In any which way, I didn’t expect to have so much fun there. I didn’t expect that me having fun would cheer up the persons. And I didn’t expect to forget sadness and missing my brother Digby for just a few moments. I felt a little guilty about having fun at first. Especially at the dog park there.
But when another dog that reminded me of Digby came in the park, my sadness came back.
I realized that I missed him more than I even thought. I realized that this is going to take a long time to feel even a little better to the point I can talk about Digby with a smile instead of tears. The persons tell me that there will be bad days and not so bad days. They tell me that missing him will be the norm now. And I don’t know what to do with that.
At the beginning of our travels, I wouldn’t even have cared about that Disney campground place. But I have changed. And well, things hit different now. I like attractions. Stuff to see in addition to hiking. I like feeling like I am more of a part of what persons do. I don’t know why I have changed but the persons say that’s ok.
All of us have likes and dislikes. And maybe when we are around our family we forget our individuality sometimes.

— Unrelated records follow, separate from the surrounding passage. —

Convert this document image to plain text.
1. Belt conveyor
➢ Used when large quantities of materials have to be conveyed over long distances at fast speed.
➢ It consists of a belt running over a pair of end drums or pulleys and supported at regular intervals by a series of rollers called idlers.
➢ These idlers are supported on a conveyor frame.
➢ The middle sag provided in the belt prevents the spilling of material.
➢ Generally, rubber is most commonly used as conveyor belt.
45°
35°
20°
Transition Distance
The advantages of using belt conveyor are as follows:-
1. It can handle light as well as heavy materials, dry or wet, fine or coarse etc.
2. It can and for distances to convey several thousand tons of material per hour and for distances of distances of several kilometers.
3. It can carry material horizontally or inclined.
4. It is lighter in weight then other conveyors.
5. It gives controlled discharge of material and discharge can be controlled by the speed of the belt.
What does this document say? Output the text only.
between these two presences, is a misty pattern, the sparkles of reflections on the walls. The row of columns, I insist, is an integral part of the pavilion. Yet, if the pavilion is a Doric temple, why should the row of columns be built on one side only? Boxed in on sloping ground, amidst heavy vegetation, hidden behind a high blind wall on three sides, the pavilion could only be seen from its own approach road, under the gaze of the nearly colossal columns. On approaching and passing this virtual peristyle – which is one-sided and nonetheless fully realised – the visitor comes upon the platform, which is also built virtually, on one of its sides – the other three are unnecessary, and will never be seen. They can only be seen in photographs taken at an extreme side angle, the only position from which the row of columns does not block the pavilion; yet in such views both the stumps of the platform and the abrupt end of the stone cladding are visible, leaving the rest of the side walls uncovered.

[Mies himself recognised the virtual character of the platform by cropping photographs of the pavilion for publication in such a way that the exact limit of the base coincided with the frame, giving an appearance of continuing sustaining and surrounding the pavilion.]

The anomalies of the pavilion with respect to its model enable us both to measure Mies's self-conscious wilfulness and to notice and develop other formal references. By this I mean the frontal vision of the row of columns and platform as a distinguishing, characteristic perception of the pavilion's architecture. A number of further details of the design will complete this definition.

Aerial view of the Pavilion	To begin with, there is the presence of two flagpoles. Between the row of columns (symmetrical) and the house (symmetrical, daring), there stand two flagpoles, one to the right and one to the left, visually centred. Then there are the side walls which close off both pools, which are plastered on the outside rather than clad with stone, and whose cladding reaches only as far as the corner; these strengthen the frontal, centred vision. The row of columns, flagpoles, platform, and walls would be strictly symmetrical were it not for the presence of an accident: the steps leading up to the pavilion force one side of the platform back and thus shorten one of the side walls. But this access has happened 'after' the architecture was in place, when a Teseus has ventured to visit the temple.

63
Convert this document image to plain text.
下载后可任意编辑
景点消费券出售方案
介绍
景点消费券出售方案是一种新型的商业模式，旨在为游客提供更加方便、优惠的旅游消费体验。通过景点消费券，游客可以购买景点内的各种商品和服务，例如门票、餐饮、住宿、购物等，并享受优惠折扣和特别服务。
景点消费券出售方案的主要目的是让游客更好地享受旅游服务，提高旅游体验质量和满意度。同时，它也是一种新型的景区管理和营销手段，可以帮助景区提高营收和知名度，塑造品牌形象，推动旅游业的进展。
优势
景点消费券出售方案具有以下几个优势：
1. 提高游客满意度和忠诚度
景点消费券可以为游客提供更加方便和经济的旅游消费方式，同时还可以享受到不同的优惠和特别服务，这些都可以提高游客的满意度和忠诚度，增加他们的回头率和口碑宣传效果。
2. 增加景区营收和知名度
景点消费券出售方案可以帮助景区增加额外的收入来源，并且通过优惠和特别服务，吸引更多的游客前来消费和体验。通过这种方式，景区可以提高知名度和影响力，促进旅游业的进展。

Digby and I were so close that it was hard to tell what each of us liked.
But now, my personality is becoming more dependent on me. Things are hitting different right now. But that’s because life is different right now.
When things change, and we change, even because of circumstances out of our control, we may be sad. And that’s ok. But try to see the different parts of your personality. Your you.
Open your mind to what you truly like even if you surprise yourself. Like me.
I’ll miss Disney. But I know we will be back. And the persons say they are going to find me brand new things to try. And that’s something I can look forward to.